The talk lasted about 20 mins and was followed by a Q&A which lasted for at least 45 mins. There were several questions asked (must have been approx 20). The first one was about the possibility of a 3rd Dunk & Egg story. GRRM said he liked to write the stories in between writing the books and that he had started the 3rd one.
When asked about how he writes the series, GRRM responded by comparing it to a journey. He knew the start, knew the landmarks, and had a good idea of the destination. However, he often notices interesting places and buildings while on the journey and feels obliged to explore them. Another questioner furthered the analogy by asking if he had come across any dead ends. GRRM replied that the now well-known 5 year character gap between the 3rd and 4th books had caused many problems. He spent about 6 months trying to make it work.
Asked if he knew the ending, he replied that it would be bitter-sweet. He expanded on this by talking about the scouring of the Shire. When he first read LOTR at the age of 12, he didn't understand the ending. However, as a more mature reader he came to appreciate that triumph is always bought at a cost.

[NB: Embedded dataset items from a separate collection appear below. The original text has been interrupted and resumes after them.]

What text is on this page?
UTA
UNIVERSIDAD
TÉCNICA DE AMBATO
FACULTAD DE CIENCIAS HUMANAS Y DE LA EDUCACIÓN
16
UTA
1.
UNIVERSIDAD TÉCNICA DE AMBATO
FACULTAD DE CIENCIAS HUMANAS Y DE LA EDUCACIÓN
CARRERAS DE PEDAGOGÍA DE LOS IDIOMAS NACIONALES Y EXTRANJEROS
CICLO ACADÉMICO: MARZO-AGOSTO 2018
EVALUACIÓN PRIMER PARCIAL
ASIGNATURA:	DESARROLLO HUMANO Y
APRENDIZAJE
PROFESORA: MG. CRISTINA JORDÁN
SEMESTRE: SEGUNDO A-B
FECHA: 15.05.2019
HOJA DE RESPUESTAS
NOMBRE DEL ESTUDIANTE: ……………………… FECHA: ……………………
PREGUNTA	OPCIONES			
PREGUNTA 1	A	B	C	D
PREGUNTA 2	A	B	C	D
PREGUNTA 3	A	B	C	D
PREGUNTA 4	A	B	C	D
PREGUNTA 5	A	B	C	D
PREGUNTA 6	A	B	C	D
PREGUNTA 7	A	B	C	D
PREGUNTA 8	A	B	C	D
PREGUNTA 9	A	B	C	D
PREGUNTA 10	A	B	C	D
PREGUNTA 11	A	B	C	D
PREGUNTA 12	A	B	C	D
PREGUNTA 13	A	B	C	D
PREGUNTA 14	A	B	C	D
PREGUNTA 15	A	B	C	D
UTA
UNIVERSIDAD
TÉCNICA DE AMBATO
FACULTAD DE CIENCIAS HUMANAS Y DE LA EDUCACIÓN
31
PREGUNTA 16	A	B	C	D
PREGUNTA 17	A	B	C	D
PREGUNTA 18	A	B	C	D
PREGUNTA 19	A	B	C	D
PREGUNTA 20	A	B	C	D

He was asked to comment about his different writing styles between aSoIaF and Fevre Dream. For the latter, he read several novels, such as those by Mark Twain, from the period to understand the syntax and words. For aSoIaF, he replied that it is a fine line to draw between writing in modern, understandable prose and using archaic words. The best way is to compromise by using modern prose, but omitting all pop culture references, and occasionally using archaic words/phrases. He compared it to adding a bit of salt to soup to enhance the flavour. When writing AGOT he had a lot of characters who used the word "mayhaps". His editor did not like the use of the word because he feared a "forsooth" would follow shortly. GRRM compromised by keeping the use of quot;mayhapsquot; for older characters, such as Aemon, but replaced it with "perhaps" and "maybe" for younger ones like Bran.
GRRM was complimented on how well he had captured family dynamics and the questioner wished to know if GRRM had any siblings. GRRM replied that he has 2 sisters and has slept with neither of them. The reply garnered a lot of laughter and some applause.
Incidentally, it must have been bell-ringing practice night as the bells were being rung for the majority of the talk and Q&A. At one point, GRRM paused, looked out the window and wondered for whom the bells tolls and that hopefully it wasnt for him.